In [1]:
import pandas as pd
import requests

In [2]:
def similarity_score(name, title):
    name_words = set(name.lower().replace('.', '').split())
    title_words = set(title.lower().replace('.', '').split())
    common_words = name_words.intersection(title_words)
    return len(common_words) / max(len(name_words), len(title_words))

In [3]:
def get_wikipedia_url(name):
    endpoint = "https://en.wikipedia.org/w/api.php"
    params = {
        "action": "query",
        "format": "json",
        "list": "search",
        "srsearch": name
    }
    response = requests.get(endpoint, params=params)
    data = response.json()

    if data["query"]["search"]:
        search_result_title = data["query"]["search"][0]["title"]

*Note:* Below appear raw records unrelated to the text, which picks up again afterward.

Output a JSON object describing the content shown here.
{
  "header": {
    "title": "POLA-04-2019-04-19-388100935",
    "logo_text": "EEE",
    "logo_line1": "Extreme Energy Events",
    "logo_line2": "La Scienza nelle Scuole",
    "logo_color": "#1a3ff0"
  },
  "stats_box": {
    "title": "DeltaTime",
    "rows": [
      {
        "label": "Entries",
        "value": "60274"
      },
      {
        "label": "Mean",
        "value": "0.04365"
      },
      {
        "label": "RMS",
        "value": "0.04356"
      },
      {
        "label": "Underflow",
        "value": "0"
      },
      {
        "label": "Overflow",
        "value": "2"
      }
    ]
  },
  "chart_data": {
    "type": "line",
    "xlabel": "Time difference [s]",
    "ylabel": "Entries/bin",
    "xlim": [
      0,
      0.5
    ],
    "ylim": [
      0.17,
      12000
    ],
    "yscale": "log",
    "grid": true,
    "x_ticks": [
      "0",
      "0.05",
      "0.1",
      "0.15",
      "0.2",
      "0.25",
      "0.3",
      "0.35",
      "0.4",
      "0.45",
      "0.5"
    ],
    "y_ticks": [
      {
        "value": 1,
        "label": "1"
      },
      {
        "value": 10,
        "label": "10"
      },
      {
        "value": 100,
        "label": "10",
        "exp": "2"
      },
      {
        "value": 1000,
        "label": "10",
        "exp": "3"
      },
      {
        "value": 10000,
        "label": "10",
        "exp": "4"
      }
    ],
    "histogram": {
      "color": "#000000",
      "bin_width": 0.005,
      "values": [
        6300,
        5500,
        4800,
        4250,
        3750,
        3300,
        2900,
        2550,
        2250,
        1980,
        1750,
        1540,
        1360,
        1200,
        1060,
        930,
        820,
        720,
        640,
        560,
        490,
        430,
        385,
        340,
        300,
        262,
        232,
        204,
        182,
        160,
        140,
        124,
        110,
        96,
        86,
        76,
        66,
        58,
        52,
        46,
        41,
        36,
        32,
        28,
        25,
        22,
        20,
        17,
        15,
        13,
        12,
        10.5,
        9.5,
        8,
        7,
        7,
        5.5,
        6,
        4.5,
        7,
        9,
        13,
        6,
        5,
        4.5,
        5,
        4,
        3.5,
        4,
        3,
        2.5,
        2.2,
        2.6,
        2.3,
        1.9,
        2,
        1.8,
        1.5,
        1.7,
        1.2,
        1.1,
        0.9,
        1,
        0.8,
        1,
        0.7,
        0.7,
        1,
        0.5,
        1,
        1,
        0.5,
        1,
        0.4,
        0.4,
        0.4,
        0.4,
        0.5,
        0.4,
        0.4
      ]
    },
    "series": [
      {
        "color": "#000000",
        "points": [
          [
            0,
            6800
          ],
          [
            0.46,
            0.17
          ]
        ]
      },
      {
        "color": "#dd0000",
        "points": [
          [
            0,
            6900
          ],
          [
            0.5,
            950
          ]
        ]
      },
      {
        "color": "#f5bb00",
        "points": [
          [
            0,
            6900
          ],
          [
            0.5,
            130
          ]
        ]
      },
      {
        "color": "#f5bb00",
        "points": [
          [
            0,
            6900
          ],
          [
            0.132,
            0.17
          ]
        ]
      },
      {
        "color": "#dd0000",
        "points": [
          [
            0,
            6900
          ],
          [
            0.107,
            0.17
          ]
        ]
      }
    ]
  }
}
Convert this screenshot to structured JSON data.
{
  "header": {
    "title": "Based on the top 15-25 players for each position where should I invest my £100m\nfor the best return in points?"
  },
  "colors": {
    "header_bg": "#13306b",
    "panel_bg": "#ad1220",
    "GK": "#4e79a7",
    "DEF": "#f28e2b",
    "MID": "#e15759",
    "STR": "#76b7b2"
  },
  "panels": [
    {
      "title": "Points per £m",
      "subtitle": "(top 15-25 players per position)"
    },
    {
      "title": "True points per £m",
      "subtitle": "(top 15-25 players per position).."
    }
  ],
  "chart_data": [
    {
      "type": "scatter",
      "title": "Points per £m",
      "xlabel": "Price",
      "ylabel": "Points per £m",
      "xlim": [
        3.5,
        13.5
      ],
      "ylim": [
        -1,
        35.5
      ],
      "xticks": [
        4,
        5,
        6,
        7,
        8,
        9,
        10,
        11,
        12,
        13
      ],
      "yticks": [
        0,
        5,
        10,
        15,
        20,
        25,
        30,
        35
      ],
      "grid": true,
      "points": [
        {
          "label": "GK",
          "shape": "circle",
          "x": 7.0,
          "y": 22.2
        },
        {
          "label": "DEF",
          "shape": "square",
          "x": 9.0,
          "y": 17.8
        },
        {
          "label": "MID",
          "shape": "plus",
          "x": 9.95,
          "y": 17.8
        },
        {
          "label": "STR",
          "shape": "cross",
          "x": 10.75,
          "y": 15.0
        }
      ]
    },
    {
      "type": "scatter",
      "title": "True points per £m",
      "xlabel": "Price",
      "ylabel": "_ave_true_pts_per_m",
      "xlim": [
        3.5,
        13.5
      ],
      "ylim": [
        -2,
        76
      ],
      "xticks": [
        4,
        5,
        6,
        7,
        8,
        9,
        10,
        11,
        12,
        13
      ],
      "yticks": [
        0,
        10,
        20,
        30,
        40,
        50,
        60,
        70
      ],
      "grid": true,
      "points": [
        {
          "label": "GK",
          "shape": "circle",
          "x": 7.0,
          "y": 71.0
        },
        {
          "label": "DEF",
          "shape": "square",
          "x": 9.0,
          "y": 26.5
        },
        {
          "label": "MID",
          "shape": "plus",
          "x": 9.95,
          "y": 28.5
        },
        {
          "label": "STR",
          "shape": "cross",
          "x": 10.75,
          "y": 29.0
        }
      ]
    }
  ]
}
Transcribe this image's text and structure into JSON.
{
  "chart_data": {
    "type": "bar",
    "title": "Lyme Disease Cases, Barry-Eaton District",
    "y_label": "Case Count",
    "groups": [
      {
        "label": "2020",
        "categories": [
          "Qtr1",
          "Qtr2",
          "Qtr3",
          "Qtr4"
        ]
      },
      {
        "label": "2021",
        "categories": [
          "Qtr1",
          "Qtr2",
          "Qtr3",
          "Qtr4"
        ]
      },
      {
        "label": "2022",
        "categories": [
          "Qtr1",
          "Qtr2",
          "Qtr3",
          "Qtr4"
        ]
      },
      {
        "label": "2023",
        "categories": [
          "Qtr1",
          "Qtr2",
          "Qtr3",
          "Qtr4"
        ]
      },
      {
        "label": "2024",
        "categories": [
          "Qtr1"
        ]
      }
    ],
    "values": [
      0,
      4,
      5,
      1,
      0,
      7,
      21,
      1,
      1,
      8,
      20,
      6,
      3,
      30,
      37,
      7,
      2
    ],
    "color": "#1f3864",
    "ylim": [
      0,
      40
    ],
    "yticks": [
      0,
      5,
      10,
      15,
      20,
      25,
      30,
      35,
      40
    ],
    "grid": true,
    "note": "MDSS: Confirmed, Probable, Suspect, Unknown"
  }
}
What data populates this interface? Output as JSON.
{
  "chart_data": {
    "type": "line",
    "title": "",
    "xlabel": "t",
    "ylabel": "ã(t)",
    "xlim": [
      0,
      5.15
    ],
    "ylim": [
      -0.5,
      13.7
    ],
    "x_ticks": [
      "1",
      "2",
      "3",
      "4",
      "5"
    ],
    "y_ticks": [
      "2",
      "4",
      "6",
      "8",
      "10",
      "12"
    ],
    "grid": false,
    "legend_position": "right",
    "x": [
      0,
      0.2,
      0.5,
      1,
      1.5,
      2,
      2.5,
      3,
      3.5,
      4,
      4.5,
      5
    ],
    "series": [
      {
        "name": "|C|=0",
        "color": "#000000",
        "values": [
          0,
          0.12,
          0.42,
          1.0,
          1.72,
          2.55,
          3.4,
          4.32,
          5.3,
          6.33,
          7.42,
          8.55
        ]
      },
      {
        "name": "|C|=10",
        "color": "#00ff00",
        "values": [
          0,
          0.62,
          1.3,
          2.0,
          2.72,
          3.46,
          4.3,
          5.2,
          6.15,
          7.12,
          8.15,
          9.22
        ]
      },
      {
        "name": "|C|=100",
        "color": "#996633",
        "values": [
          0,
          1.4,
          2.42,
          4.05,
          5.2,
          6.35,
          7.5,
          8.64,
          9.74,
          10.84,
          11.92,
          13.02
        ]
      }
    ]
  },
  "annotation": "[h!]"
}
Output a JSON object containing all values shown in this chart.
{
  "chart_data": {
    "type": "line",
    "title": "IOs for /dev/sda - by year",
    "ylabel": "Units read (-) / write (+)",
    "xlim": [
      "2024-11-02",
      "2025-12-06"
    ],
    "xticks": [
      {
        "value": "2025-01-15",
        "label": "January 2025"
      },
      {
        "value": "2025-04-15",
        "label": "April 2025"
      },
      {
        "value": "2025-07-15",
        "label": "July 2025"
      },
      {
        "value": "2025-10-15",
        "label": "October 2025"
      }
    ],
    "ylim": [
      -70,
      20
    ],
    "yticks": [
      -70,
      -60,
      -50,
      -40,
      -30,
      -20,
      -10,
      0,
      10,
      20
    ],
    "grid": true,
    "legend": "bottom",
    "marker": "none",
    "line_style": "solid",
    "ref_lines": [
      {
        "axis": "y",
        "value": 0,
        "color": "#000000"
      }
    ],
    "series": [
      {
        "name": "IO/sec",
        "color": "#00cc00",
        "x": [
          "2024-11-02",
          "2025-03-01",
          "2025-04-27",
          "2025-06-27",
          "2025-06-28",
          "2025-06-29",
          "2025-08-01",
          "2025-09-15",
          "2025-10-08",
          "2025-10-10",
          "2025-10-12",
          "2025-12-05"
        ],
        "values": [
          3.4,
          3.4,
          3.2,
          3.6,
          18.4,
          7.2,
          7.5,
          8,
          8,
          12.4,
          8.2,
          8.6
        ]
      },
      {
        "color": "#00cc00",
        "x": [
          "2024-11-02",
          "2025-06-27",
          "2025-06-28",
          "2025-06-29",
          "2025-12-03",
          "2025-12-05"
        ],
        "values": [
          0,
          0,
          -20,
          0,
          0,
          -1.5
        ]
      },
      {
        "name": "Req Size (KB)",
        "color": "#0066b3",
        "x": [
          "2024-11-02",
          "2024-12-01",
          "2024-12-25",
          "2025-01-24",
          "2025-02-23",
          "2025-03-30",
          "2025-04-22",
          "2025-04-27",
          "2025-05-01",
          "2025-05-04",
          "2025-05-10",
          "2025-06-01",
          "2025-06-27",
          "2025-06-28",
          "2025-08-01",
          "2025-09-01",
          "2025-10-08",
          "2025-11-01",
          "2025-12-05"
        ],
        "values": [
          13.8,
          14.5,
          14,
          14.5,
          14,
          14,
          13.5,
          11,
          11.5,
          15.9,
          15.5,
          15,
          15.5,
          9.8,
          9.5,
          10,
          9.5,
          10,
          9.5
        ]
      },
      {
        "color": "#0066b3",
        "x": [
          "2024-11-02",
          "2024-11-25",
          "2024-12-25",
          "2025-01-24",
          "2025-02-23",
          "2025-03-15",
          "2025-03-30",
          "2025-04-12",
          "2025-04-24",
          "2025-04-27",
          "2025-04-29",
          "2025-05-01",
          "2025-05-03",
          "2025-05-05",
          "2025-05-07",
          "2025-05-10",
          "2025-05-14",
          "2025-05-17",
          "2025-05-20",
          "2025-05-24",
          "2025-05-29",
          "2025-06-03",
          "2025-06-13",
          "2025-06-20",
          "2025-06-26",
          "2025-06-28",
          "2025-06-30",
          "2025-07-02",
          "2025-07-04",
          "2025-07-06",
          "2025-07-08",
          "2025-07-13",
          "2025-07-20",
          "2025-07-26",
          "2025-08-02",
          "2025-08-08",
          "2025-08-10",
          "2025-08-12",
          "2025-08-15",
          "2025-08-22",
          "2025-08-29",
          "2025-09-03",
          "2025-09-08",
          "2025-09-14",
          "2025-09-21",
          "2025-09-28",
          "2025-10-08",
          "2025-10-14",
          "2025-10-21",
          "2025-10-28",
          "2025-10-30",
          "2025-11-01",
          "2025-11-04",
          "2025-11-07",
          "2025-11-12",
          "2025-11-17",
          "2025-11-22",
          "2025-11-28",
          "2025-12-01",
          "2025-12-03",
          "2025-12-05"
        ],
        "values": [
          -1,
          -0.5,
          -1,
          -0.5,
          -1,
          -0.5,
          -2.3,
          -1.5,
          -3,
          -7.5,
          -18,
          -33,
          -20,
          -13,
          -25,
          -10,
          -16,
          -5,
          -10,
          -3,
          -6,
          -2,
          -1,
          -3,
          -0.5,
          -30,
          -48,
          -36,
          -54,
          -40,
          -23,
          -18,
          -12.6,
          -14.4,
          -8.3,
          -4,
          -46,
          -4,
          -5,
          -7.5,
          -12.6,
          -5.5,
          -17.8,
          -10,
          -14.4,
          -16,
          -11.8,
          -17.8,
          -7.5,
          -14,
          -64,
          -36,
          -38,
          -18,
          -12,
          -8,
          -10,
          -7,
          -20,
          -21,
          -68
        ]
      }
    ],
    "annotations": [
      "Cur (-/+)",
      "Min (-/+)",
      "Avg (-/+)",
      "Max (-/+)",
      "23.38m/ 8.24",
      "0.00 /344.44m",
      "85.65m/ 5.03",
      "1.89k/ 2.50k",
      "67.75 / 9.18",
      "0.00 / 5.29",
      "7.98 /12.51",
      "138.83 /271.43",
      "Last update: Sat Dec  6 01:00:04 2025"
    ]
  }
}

        # Calculate similarity score between search query and result title
        score = similarity_score(name, search_result_title)

        # Check if score is above a certain threshold (e.g., 0.5)
        if score > 0.5:
            title = search_result_title.replace(' ', '_')
            return f"https://en.wikipedia.org/wiki/{title}"
        else:
            return "No Wikipedia page found"
    else:
        return "No Wikipedia page found"

In [4]:
# Load CSV into Pandas DataFrame
df = pd.read_csv('wiki_with_code.csv')

In [5]:
#  Process in chunks of 100 until no more rows with Status_Code 404
df_to_process = df[df['Status_Code'] == 404.0].head(50)

for index, row in df_to_process.iterrows():
    new_url = get_wikipedia_url(row['NAME'])
    if new_url != "No Wikipedia page found":
        print(new_url)
        df.at[index, 'WIKI_PAGE'] = new_url.split('/')[-1]
        df.at[index, 'Status_Code'] = 200.0  # Update status code if page is found


https://en.wikipedia.org/wiki/Lorenzo_Zambrano
https://en.wikipedia.org/wiki/Alfred_Zeien
https://en.wikipedia.org/wiki/Annette_Ziegler
https://en.wikipedia.org/wiki/John_Bosley_Ziegler
https://en.wikipedia.org/wiki/Michael_Zimmerman_(jurist)
https://en.wikipedia.org/wiki/Mark_Zupan
https://en.wikipedia.org/wiki/Thomas_Francis_Wade
https://en.wikipedia.org/wiki/Anthony_Wagner
https://en.wikipedia.org/wiki/G._Harold_Wagner
https://en.wikipedia.org/wiki/Marcelle_Wahba


In [None]:
# Save the updated DataFrame back to CSV
df.to_csv('wiki_with_validated_links.csv', index=False)